Ces affirmations sont conformes à ceux de plusieurs auteur (Young et Merriam, 1994; Aldrich et al, 1998; Allaye Kelly et al., 2004). Ces derniers affirment que les populations de baobabs dans les systèmes agroforestiers ouest-africains subissent l’influence constante des activités humaines, ce qui peut affecter la structure génétique des espèces d’arbres par leur effet sur la dispersion, la densité, la fragmentation et la sélection des graines et du pollen. Les populations locales appliquent un système de classification morphologique pour les baobabs et arrivent ainsi à guider dans la sélection et la collecte de matériel génétique à partir d’arbres, avec des combinaisons de caractères préférées (Assogbadjo et al., 2008). Par ailleurs, l’échange actif de semences sur les marchés locaux entre les populations améliorerait la diversité génétique, en maintenant la variation génétique au sein des populations et en réduisant la différenciation génétique entre les populations et les niveaux de consanguinité (Loiselle et al, 1995; Chung et al., 2000).

CONCLUSION

La caractérisation morphologique des baobabs dans la ville de Ziguinchor a permis de fournir des informations utiles pour une meilleure connaissance et une (future ?) bonne gestion durable des populations de baobab de cette ville à urbanisation galopante. On constate que la plupart des baobabs ont un poids et des dimensions du fruit qui dépasseraient ceux des baobabs des autres zones soudano-guinéennes, avec des formes de fruits ovales et elliptiques dominantes. Bien que les paramètres dendrométriques et foliaires de cette zone présentent des variations au sein des individus, ils se rapprochent de ceux trouvés dans d’autres localités de même zone climatique.

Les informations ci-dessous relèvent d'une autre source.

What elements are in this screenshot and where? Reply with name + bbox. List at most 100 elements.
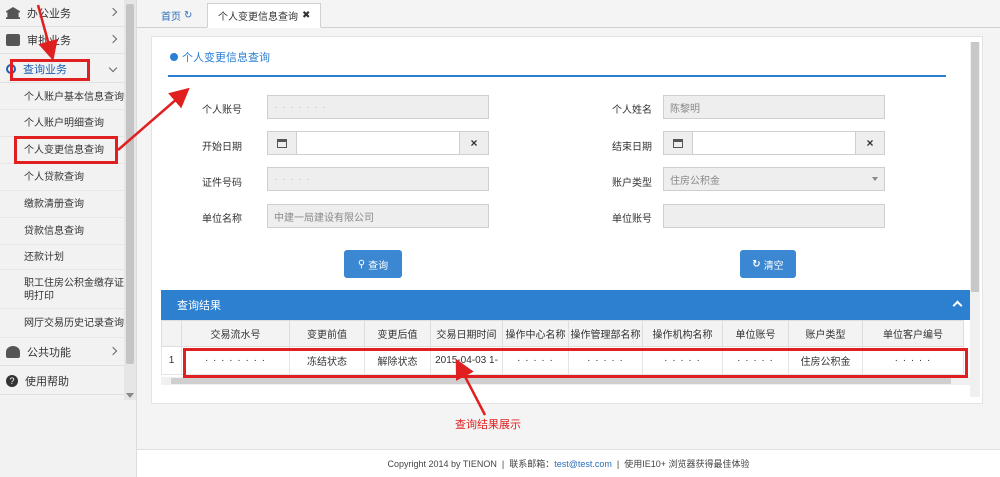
caret-down-icon — [872, 177, 878, 181]
briefcase-icon — [6, 34, 20, 46]
sidebar-item-history[interactable]: 网厅交易历史记录查询 — [0, 310, 124, 338]
refresh-icon: ↻ — [752, 258, 761, 270]
calendar-icon — [277, 138, 287, 148]
search-icon: ⚲ — [357, 258, 366, 270]
scrollbar-thumb[interactable] — [971, 42, 979, 292]
chevron-up-icon[interactable] — [952, 300, 963, 311]
chevron-right-icon — [108, 34, 118, 44]
menu-public-label: 公共功能 — [27, 347, 71, 359]
help-icon: ? — [6, 375, 18, 387]
annotation-result-label: 查询结果展示 — [455, 419, 521, 431]
end-date-input[interactable] — [692, 131, 856, 155]
tab-home[interactable]: 首页 ↻ — [151, 3, 202, 28]
sidebar-item-label: 网厅交易历史记录查询 — [24, 318, 124, 329]
column-header[interactable]: 交易日期时间 — [430, 320, 503, 347]
menu-approval-label: 审批业务 — [27, 35, 71, 47]
tab-bar: 首页 ↻ 个人变更信息查询 ✖ — [137, 0, 1000, 28]
menu-help-label: 使用帮助 — [25, 376, 69, 388]
chevron-right-icon — [108, 7, 118, 17]
unit-account-field[interactable] — [663, 204, 885, 228]
footer: Copyright 2014 by TIENON | 联系邮箱： test@te… — [137, 449, 1000, 477]
sidebar-item-label: 缴款清册查询 — [24, 199, 84, 210]
footer-separator: | — [616, 458, 620, 469]
start-date-label: 开始日期 — [202, 142, 242, 153]
menu-office-label: 办公业务 — [27, 8, 71, 20]
menu-help[interactable]: ? 使用帮助 — [0, 368, 124, 395]
close-icon[interactable]: ✖ — [302, 10, 310, 21]
menu-approval[interactable]: 审批业务 — [0, 27, 124, 54]
chevron-down-icon — [108, 63, 118, 73]
sidebar-item-loan[interactable]: 个人贷款查询 — [0, 165, 124, 191]
menu-office[interactable]: 办公业务 — [0, 0, 124, 27]
highlight-box-change-info — [14, 136, 118, 164]
footer-email-link[interactable]: test@test.com — [554, 459, 612, 469]
column-header[interactable]: 变更前值 — [289, 320, 365, 347]
panel-vertical-scrollbar[interactable] — [970, 42, 980, 397]
start-clear-button[interactable]: × — [459, 131, 489, 155]
account-type-label: 账户类型 — [612, 178, 652, 189]
sidebar-item-label: 个人账户基本信息查询 — [24, 92, 124, 103]
column-header[interactable]: 操作机构名称 — [642, 320, 723, 347]
footer-copyright: Copyright 2014 by TIENON — [387, 458, 497, 469]
account-type-select[interactable]: 住房公积金 — [663, 167, 885, 191]
footer-email-label: 联系邮箱： — [509, 459, 555, 469]
menu-public[interactable]: 公共功能 — [0, 339, 124, 366]
column-header[interactable]: 账户类型 — [788, 320, 863, 347]
sidebar-item-loan-info[interactable]: 贷款信息查询 — [0, 219, 124, 245]
sidebar-item-label: 个人账户明细查询 — [24, 118, 104, 129]
tab-change-info-label: 个人变更信息查询 — [218, 12, 298, 23]
sidebar-item-basic-info[interactable]: 个人账户基本信息查询 — [0, 86, 124, 110]
query-button[interactable]: ⚲ 查询 — [344, 250, 402, 278]
column-header[interactable]: 交易流水号 — [181, 320, 290, 347]
account-label: 个人账号 — [202, 105, 242, 116]
name-field[interactable]: 陈黎明 — [663, 95, 885, 119]
id-number-value: · · · · · — [274, 173, 311, 185]
start-date-input[interactable] — [296, 131, 460, 155]
column-header[interactable]: 变更后值 — [364, 320, 431, 347]
column-header[interactable]: 单位账号 — [722, 320, 789, 347]
scrollbar-thumb[interactable] — [171, 378, 951, 384]
name-label: 个人姓名 — [612, 105, 652, 116]
id-number-field[interactable]: · · · · · — [267, 167, 489, 191]
column-header[interactable]: 操作管理部名称 — [568, 320, 643, 347]
sidebar-item-label: 还款计划 — [24, 252, 64, 263]
close-icon: × — [866, 136, 874, 150]
sidebar-item-repay-plan[interactable]: 还款计划 — [0, 246, 124, 270]
main-area: 首页 ↻ 个人变更信息查询 ✖ 个人变更信息查询 个人账号 · · · · · … — [137, 0, 1000, 477]
result-header[interactable]: 查询结果 — [161, 290, 971, 320]
unit-account-label: 单位账号 — [612, 214, 652, 225]
start-calendar-button[interactable] — [267, 131, 297, 155]
column-header[interactable]: 操作中心名称 — [502, 320, 569, 347]
table-horizontal-scrollbar[interactable] — [161, 377, 971, 385]
refresh-icon[interactable]: ↻ — [184, 10, 192, 21]
account-field[interactable]: · · · · · · · — [267, 95, 489, 119]
panel-title: 个人变更信息查询 — [170, 49, 270, 65]
name-value: 陈黎明 — [670, 103, 700, 115]
clear-button[interactable]: ↻ 清空 — [740, 250, 796, 278]
column-header — [161, 320, 182, 347]
unit-name-label: 单位名称 — [202, 214, 242, 225]
sidebar-scrollbar[interactable] — [124, 0, 136, 400]
calendar-icon — [673, 138, 683, 148]
tab-change-info[interactable]: 个人变更信息查询 ✖ — [207, 3, 322, 28]
clear-button-label: 清空 — [763, 260, 784, 272]
scroll-down-arrow-icon[interactable] — [126, 393, 134, 398]
table-header-row: 交易流水号 变更前值 变更后值 交易日期时间 操作中心名称 操作管理部名称 操作… — [161, 320, 964, 347]
column-header[interactable]: 单位客户编号 — [862, 320, 964, 347]
bank-icon — [6, 7, 20, 19]
scrollbar-thumb[interactable] — [126, 4, 134, 364]
sidebar-item-account-detail[interactable]: 个人账户明细查询 — [0, 111, 124, 137]
end-calendar-button[interactable] — [663, 131, 693, 155]
panel-title-text: 个人变更信息查询 — [182, 52, 270, 64]
end-clear-button[interactable]: × — [855, 131, 885, 155]
result-title: 查询结果 — [177, 300, 221, 312]
unit-name-field[interactable]: 中建一局建设有限公司 — [267, 204, 489, 228]
sidebar-item-payment-list[interactable]: 缴款清册查询 — [0, 192, 124, 218]
footer-separator: | — [501, 458, 505, 469]
users-icon — [6, 346, 20, 358]
sidebar-item-proof-print[interactable]: 职工住房公积金缴存证明打印 — [0, 271, 124, 309]
sidebar-item-label: 职工住房公积金缴存证明打印 — [24, 277, 124, 302]
highlight-box-result-row — [183, 348, 968, 378]
table-cell: 1 — [161, 346, 182, 375]
footer-browser-note: 使用IE10+ 浏览器获得最佳体验 — [624, 459, 750, 469]
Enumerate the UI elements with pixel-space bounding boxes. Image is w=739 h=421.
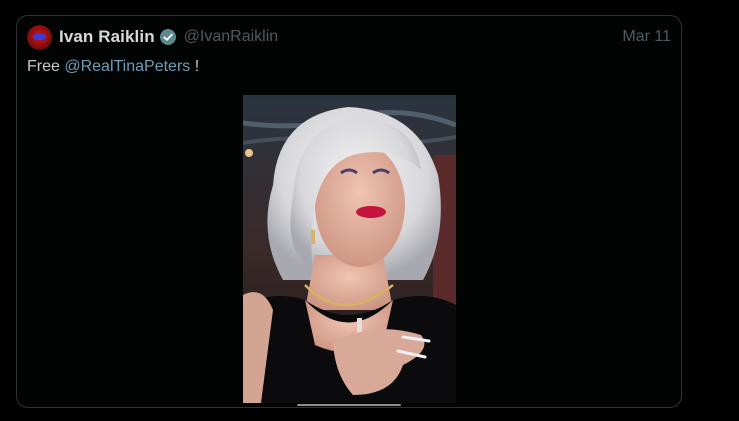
verified-badge-icon (159, 29, 176, 45)
display-name[interactable]: Ivan Raiklin (59, 27, 155, 47)
tweet-text: Free @RealTinaPeters ! (27, 58, 199, 76)
tweet-date[interactable]: Mar 11 (622, 28, 671, 46)
media-scrollbar[interactable] (297, 404, 401, 406)
avatar-visor (33, 33, 46, 40)
tweet-media-image[interactable] (243, 95, 456, 403)
mention-link[interactable]: @RealTinaPeters (64, 58, 190, 75)
tweet-card[interactable]: Ivan Raiklin @IvanRaiklin Mar 11 Free @R… (16, 15, 682, 408)
tweet-text-prefix: Free (27, 58, 65, 75)
avatar-icon[interactable] (27, 24, 52, 50)
woman-portrait-image (243, 95, 456, 403)
handle[interactable]: @IvanRaiklin (184, 28, 279, 46)
tweet-text-suffix: ! (190, 58, 200, 75)
tweet-header: Ivan Raiklin @IvanRaiklin Mar 11 (27, 24, 671, 50)
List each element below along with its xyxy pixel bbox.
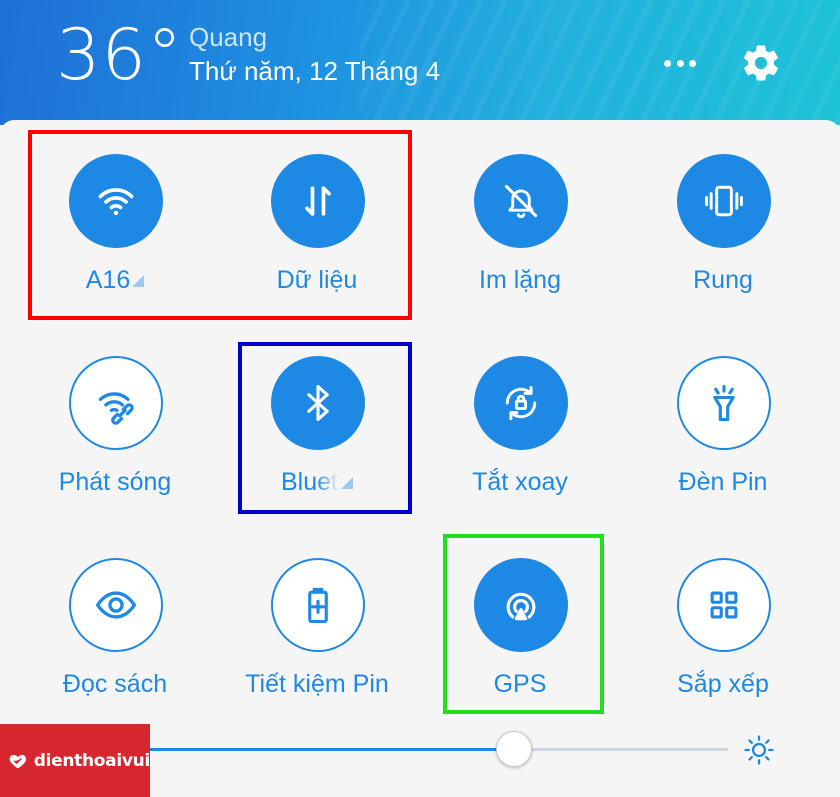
expand-triangle-icon — [132, 275, 145, 287]
hotspot-icon — [98, 392, 134, 425]
vibrate-toggle[interactable] — [677, 154, 771, 248]
rotation-lock-icon — [505, 385, 537, 421]
wifi-toggle[interactable] — [69, 154, 163, 248]
tile-label: GPS — [493, 670, 547, 698]
heart-hands-logo-icon — [9, 754, 27, 768]
rotation-lock-toggle[interactable] — [474, 356, 568, 450]
location-label: Quang — [189, 22, 268, 52]
location-icon — [506, 592, 536, 621]
tile-label: Phát sóng — [58, 468, 172, 496]
temperature-value: 36° — [56, 14, 184, 96]
date-label: Thứ năm, 12 Tháng 4 — [189, 56, 441, 86]
reading-mode-toggle[interactable] — [69, 558, 163, 652]
silent-toggle[interactable] — [474, 154, 568, 248]
bluetooth-toggle[interactable] — [271, 356, 365, 450]
gear-icon[interactable] — [740, 42, 782, 84]
tile-mobile-data[interactable]: Dữ liệu — [217, 120, 417, 320]
tile-label: Tắt xoay — [472, 468, 568, 496]
mobile-data-icon — [305, 186, 331, 216]
tile-silent[interactable]: Im lặng — [420, 120, 620, 320]
tile-bluetooth[interactable]: Blueto — [217, 322, 417, 522]
wifi-icon — [98, 188, 134, 216]
watermark-logo: dienthoaivui — [0, 724, 150, 797]
tile-label: Im lặng — [479, 266, 561, 294]
tile-label: Đèn Pin — [678, 468, 768, 496]
tile-label: A16 — [15, 266, 215, 295]
tile-rotation-lock[interactable]: Tắt xoay — [420, 322, 620, 522]
tile-label: Blueto — [217, 468, 417, 497]
expand-triangle-icon — [341, 477, 353, 489]
tile-arrange[interactable]: Sắp xếp — [623, 524, 823, 724]
watermark-text: dienthoaivui — [33, 750, 151, 771]
tile-label: Đọc sách — [62, 670, 168, 698]
flashlight-toggle[interactable] — [677, 356, 771, 450]
tile-hotspot[interactable]: Phát sóng — [15, 322, 215, 522]
sun-icon[interactable] — [742, 733, 776, 767]
brightness-slider-track[interactable] — [98, 748, 728, 751]
tile-wifi[interactable]: A16 — [15, 120, 215, 320]
grid-icon — [710, 591, 738, 619]
notification-header: 36° Quang Thứ năm, 12 Tháng 4 — [0, 0, 840, 125]
tile-gps[interactable]: GPS — [420, 524, 620, 724]
brightness-slider-fill — [98, 748, 514, 751]
battery-saver-toggle[interactable] — [271, 558, 365, 652]
tile-label: Sắp xếp — [677, 670, 769, 698]
tile-label: Tiết kiệm Pin — [245, 670, 389, 698]
tile-label: Dữ liệu — [276, 266, 358, 294]
more-dots-icon[interactable] — [660, 50, 700, 76]
tile-battery-saver[interactable]: Tiết kiệm Pin — [217, 524, 417, 724]
gps-toggle[interactable] — [474, 558, 568, 652]
eye-icon — [95, 591, 137, 619]
hotspot-toggle[interactable] — [69, 356, 163, 450]
brightness-slider-thumb[interactable] — [495, 731, 532, 767]
vibrate-icon — [705, 185, 743, 217]
tile-label: Rung — [693, 266, 753, 294]
battery-saver-icon — [308, 587, 328, 624]
bluetooth-icon — [307, 384, 329, 422]
tile-reading-mode[interactable]: Đọc sách — [15, 524, 215, 724]
mobile-data-toggle[interactable] — [271, 154, 365, 248]
tile-vibrate[interactable]: Rung — [623, 120, 823, 320]
tile-flashlight[interactable]: Đèn Pin — [623, 322, 823, 522]
flashlight-icon — [713, 384, 735, 422]
arrange-button[interactable] — [677, 558, 771, 652]
bell-off-icon — [504, 184, 538, 219]
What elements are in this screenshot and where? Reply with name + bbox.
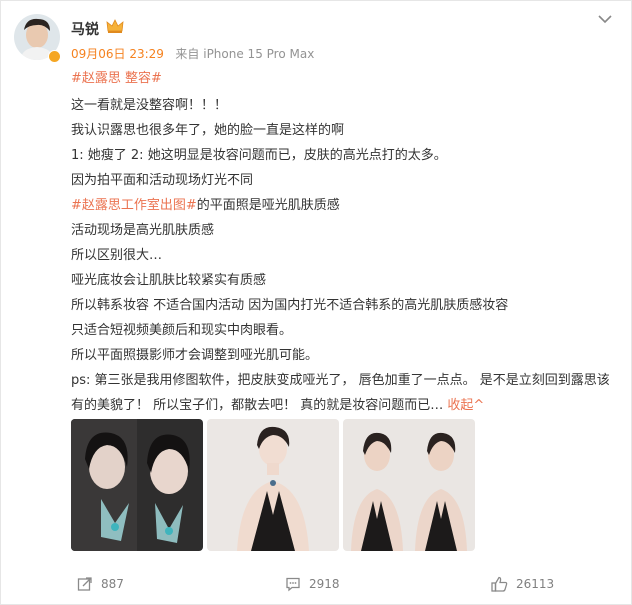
post-line: 活动现场是高光肌肤质感: [71, 223, 215, 238]
comment-button[interactable]: 2918: [285, 569, 340, 599]
post-line: 因为拍平面和活动现场灯光不同: [71, 173, 254, 188]
post-source: 来自 iPhone 15 Pro Max: [175, 47, 315, 61]
post-image[interactable]: [71, 419, 203, 551]
post-line: 只适合短视频美颜后和现实中肉眼看。: [71, 323, 293, 338]
comment-icon: [286, 577, 300, 592]
thumbs-up-icon: [491, 576, 508, 592]
post-body: 这一看就是没整容啊！！！ 我认识露思也很多年了，她的脸一直是这样的啊 1: 她瘦…: [71, 93, 611, 418]
post-line: 所以平面照摄影师才会调整到哑光肌可能。: [71, 348, 319, 363]
post-meta: 09月06日 23:29 来自 iPhone 15 Pro Max: [71, 45, 314, 62]
post-line: 哑光底妆会让肌肤比较紧实有质感: [71, 273, 267, 288]
vip-crown-icon: [106, 18, 124, 38]
post-ps-paragraph: ps: 第三张是我用修图软件，把皮肤变成哑光了， 唇色加重了一点点。 是不是立刻…: [71, 368, 611, 418]
post-image[interactable]: [343, 419, 475, 551]
post-line: 这一看就是没整容啊！！！: [71, 98, 228, 113]
post-image[interactable]: [207, 419, 339, 551]
verified-badge: [48, 50, 61, 63]
post-line: 所以区别很大…: [71, 248, 163, 263]
like-button[interactable]: 26113: [491, 569, 554, 599]
post-actions: 887 2918 26113: [1, 569, 632, 599]
username[interactable]: 马锐: [71, 19, 99, 39]
comment-count: 2918: [309, 577, 340, 591]
chevron-down-icon[interactable]: [597, 11, 613, 30]
studio-hashtag-link[interactable]: #赵露思工作室出图#: [71, 198, 197, 213]
repost-count: 887: [101, 577, 124, 591]
hashtag-line[interactable]: #赵露思 整容#: [71, 67, 162, 86]
collapse-link[interactable]: 收起^: [447, 398, 484, 413]
post-line: 我认识露思也很多年了，她的脸一直是这样的啊: [71, 123, 345, 138]
weibo-post-card: 马锐 09月06日 23:29 来自 iPhone 15 Pro Max #赵露…: [0, 0, 632, 605]
repost-icon: [77, 577, 92, 591]
repost-button[interactable]: 887: [77, 569, 124, 599]
post-line: 1: 她瘦了 2: 她这明显是妆容问题而已，皮肤的高光点打的太多。: [71, 148, 447, 163]
post-line: 所以韩系妆容 不适合国内活动 因为国内打光不适合韩系的高光肌肤质感妆容: [71, 298, 509, 313]
post-line-with-tag: #赵露思工作室出图#的平面照是哑光肌肤质感: [71, 193, 611, 218]
ps-text: ps: 第三张是我用修图软件，把皮肤变成哑光了， 唇色加重了一点点。 是不是立刻…: [71, 373, 610, 413]
post-line-text: 的平面照是哑光肌肤质感: [196, 198, 340, 213]
post-time[interactable]: 09月06日 23:29: [71, 47, 164, 61]
like-count: 26113: [516, 577, 555, 591]
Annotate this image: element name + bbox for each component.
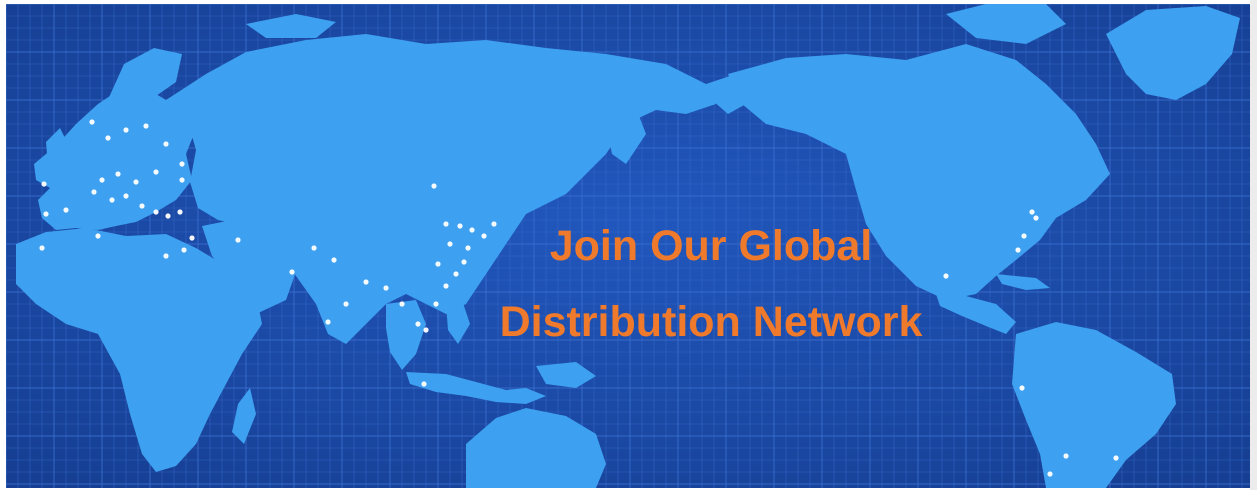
city-light-dot	[179, 161, 185, 167]
city-light-dot	[179, 177, 185, 183]
city-light-dot	[1047, 471, 1053, 477]
world-map-banner: Join Our Global Distribution Network	[6, 4, 1250, 488]
city-light-dot	[421, 381, 427, 387]
city-light-dot	[123, 127, 129, 133]
city-light-dot	[1113, 455, 1119, 461]
city-light-dot	[1019, 385, 1025, 391]
city-light-dot	[133, 179, 139, 185]
city-light-dot	[1063, 453, 1069, 459]
city-light-dot	[177, 209, 183, 215]
city-light-dot	[41, 181, 47, 187]
city-light-dot	[139, 203, 145, 209]
city-light-dot	[383, 285, 389, 291]
city-light-dot	[143, 123, 149, 129]
city-light-dot	[91, 189, 97, 195]
city-light-dot	[109, 197, 115, 203]
city-light-dot	[165, 213, 171, 219]
city-light-dot	[153, 169, 159, 175]
city-light-dot	[1029, 209, 1035, 215]
city-light-dot	[363, 279, 369, 285]
city-light-dot	[943, 273, 949, 279]
city-light-dot	[431, 183, 437, 189]
city-light-dot	[63, 207, 69, 213]
headline-line-1: Join Our Global	[549, 222, 873, 270]
city-light-dot	[99, 177, 105, 183]
city-light-dot	[153, 209, 159, 215]
city-light-dot	[453, 271, 459, 277]
city-light-dot	[89, 119, 95, 125]
city-light-dot	[123, 193, 129, 199]
city-light-dot	[43, 211, 49, 217]
city-light-dot	[1033, 215, 1039, 221]
city-light-dot	[163, 141, 169, 147]
headline-line-2: Distribution Network	[499, 298, 923, 346]
city-light-dot	[115, 171, 121, 177]
city-light-dot	[105, 135, 111, 141]
city-light-dot	[443, 283, 449, 289]
page-edge	[1250, 0, 1257, 490]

Ainsi, on note une variation des paramètres poussant à les diviser en deux morphotypes:

• Le morphotype 1 se caractérise par des individus possédant des gros et lourds fruits, des formes majoritairement elliptiques et ovales, disposant de petites feuilles.

• Le morphotype 2 rassemble des individus portant des grandes des fruits, des fruits de petites tailles, moins lourds et majoritairement de forme ovale.

Dans la ville, les individus du groupe 1 sont principalement localisés dans les quartiers de Kenia et de Kandialang, alors que ceux du groupe 2 proviennent en majorité des quartiers de Kandé et Djibock.

Par ailleurs, les méthodes de ségrégation utilisées ont montré que les variables qualitatives telles que la déformation fruit, le bord côtelés ou non, la forme fruit, du sommet et de sa base n’ont pas d’effet significatif sur la variabilité de la population de baobab.

Des études génétiques et moléculaires permettraient d’analyser en profondeur cette variabilité et définir les éventuelles variétés ou sous-espèces.